200 anos de Bismarck, o conservador exemplar

Bismarck nasceu há duzentos anos, no ano em que as águias napoleónicas ficavam para sempre enterradas na ‘triste planície’ de Waterloo e o Congresso de Viena definia uma nova ordem na Europa. Uma ordem de paz que duraria um século.   

O Junker prussiano, a quem se deveria também a conservação dessa ordem, via a luz em 1815, na cidadezinha de Schönhausen, na Saxónia-Anhalt. A Prússia, depois da humilhação de Iena, fora despertada pelo espírito dos manifestos e discursos de Herder e de Fichte e a acção de militares como Gneisenau e Clausewitz; o reino voltava a ter uma palavra importante no concerto europeu, como no tempo do Grande Frederico, e preparava-se para 'fazer a Alemanha'.

Bismarck foi a figura central dessa ascensão da Prússia como poder hegemónico e unificador, graças a um misto de força e inteligência, de brutalidade e de astúcia, de guerra e de diplomacia. Para isso o chanceler contou com a confiança de Guilherme I e com a colaboração do 'velho' von Moltke, enquadrando as ambições de uma burguesia depois retratada na ficção dos irmãos Mann.

Uma série de guerras relâmpago, entre 1862 e 1871 – campanhas contra a Dinamarca, a Áustria e finalmente contra a França – marcariam a marcha no terreno. A surpresa das vitórias prussianas ficou bem retratada na famosa exclamação do cardeal Antonelli, secretário de Estado do Vaticano, ao saber da derrota dos austríacos em Sadowa: «Casca il mondo!» (É o fim do mundo!). 

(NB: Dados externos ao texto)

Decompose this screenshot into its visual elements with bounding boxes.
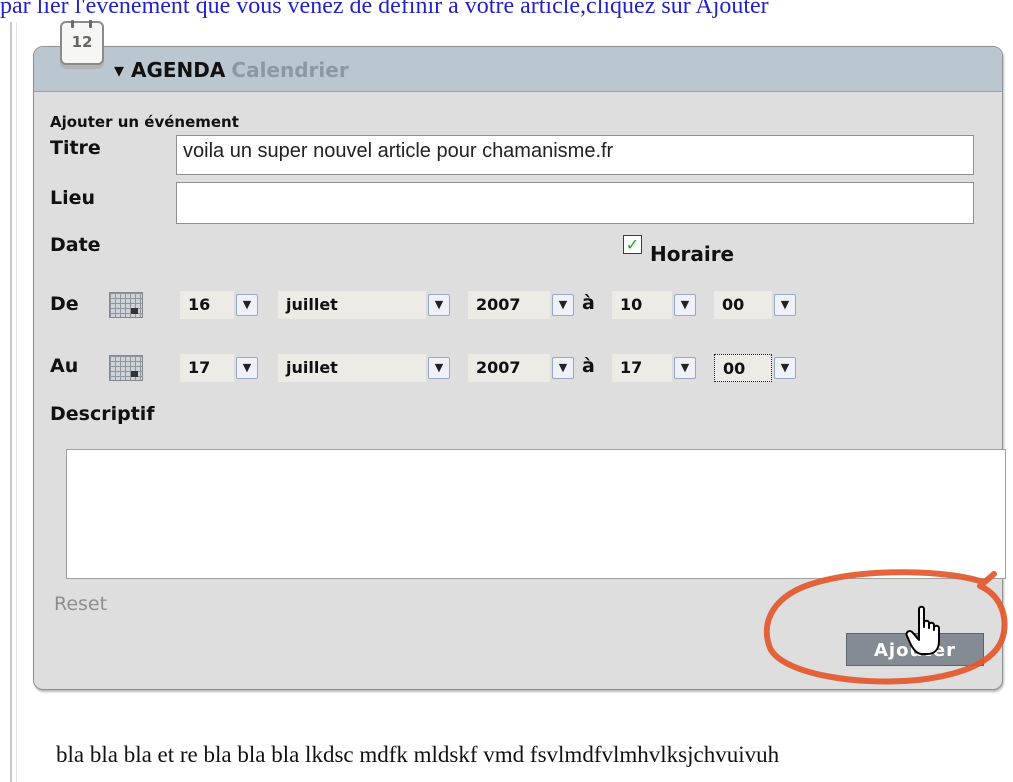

Talvez fosse. Mais surpreendente seria a derrota de Napoleão III em Sédan, que determinaria o destino geopolítico da França até hoje. Mas uma vez adquirido este poder e realizada a reunificação, Bismarck, um verdadeiro conservador, percebeu que a Alemanha, para o próprio bem e para bem de todos, teria de autocontrolar-se e autolimitar-se. Daí a geometria variável do novo equilíbrio europeu para Berlim: uma aliança 'ideológica' com a Rússia e a Áustria e relações de realpolitik com o Reino Unido e a França. À França, Bismarck encorajá-la-ia a compensar-se além-mar do que perdera na Europa; ao Reino Unido, fá-lo-ia compreender que a Alemanha não era uma concorrente nem no Oriente, nem no mar. Tudo isto funcionou até 1890.

A tragédia de Bismarck – e da Alemanha e da Europa – foi que os seus sucessores lhe iriam imitar os métodos (a tal mão de ferro em luva de veludo) mas não os princípios. Guilherme II, depois de o despedir, recriaria uma Alemanha forte e ambiciosa, que apareceria como um perigo, um perturbador inquieto e inquietante para os outros poderes europeus.

A 'questão alemã' é também sempre essa: reunificada, é grande para a Europa, mas pequena para o mundo. Por isso tenderá sempre a querer identificar-se com a Europa ou com um projecto europeu, insistindo na necessidade de cooperação com o Continente face aos desafios – militares, estratégicos ou simplesmente económicos – do resto do globo.

Valerá a pena pensar nestas coisas, nos duzentos anos do nascimento de Bismarck.